When the architect of India’s constitution, Dr B.R. Ambedkar, introduced a reservation of 22 per cent for the Scheduled Castes and a further 7 per cent for the Scheduled Tribes in government jobs, his noble mission was to set right the millennia of oppression that these people, the lowest rung of India’s strict hierarchy, had suffered.

India’s festering wound

Unfortunately, what was to be a temporary measure for the initial 10 years, has now become a permanent festering wound in India’s politics. Caste politics is now the overwhelming factor in most elections, and as a result, like India’s labyrinthine caste system, a myriad of caste-based parties now operate across the political spectrum, each claiming to champion the caste it represents. Never mind if that is to the detriment to the larger nation.

The ruling BJP has traditionally been regarding as a party of the Brahmins, the highest caste in India’s hierarchy. The Brahmins, while comprising around 15 per cent of the state’s population, wield influence over the more than 25 per cent of the electorate, thus remaining a major vote bank.

In this regard, the BJP has scored an early victory in engineering the defection of Jitin Prasada, the son of late veteran Congress leader Jitendra Prasada, who is expected to be able to draw more support from this caste grouping.

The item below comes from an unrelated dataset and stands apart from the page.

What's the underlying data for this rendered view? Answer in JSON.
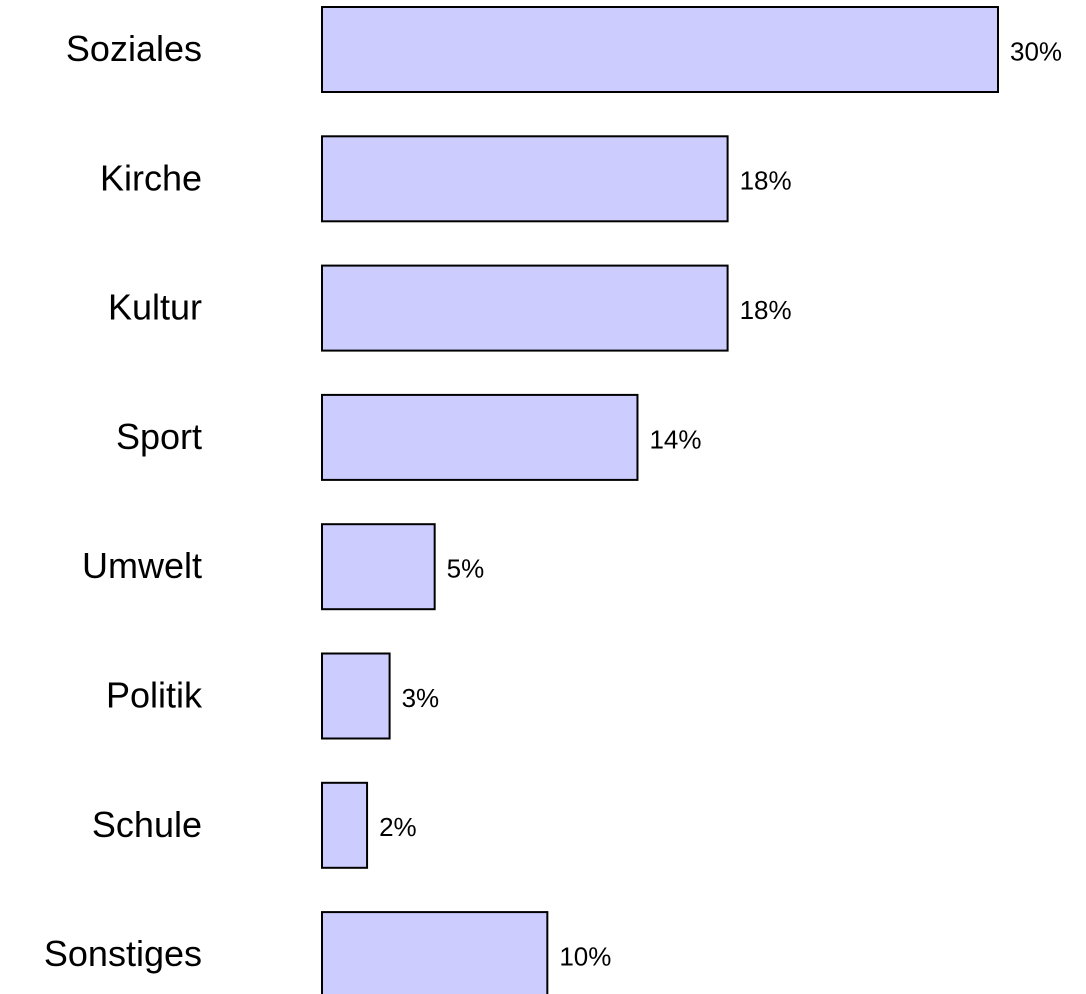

As per estimations based on 2011 census, Dalits constitute 21.1 per cent of Uttar Pradesh population. Other Backward Classes (OBCs) constitute 40 per cent of Uttar Pradesh’s population. Yadavs form the single largest group among the OBCs, constituting around 40 per cent, and forming 15 per cent of the state’s population.

With these motley groups spread across the state, the parties that represent them are also equally varied. The principal parties — the Samajwadi Party, the Bahujan Samaj Party, the Rashtriya Lok Dal — all claim to be champions of these respective groups’ causes.

These mishmash of parties had resulted in close to two decades of coalition governments in power, leading to further policy paralysis.

Adityanath’s victory in the last election at least gave some stability to governance. However, the complete collapse of the health care system during the last month has amply shown that this has not led to any substantial positive improvement on the ground.

Thus, while it is early days yet, it seems at this juncture that a keen poll battle will be on the cards. Whether the BJP can use its fabled internet army to erase the public memory about the farmers’ protests and the COVID-19 pandemic is still to be seen.

The BJP has been an early mover, but other parties are also getting ready. The myriad political landscape of the state gives the ruling party an edge in the form of a fractured opposition.

To what level the opposition will be able to come together and pose a significant challenge to the ruling party will now be keenly watched.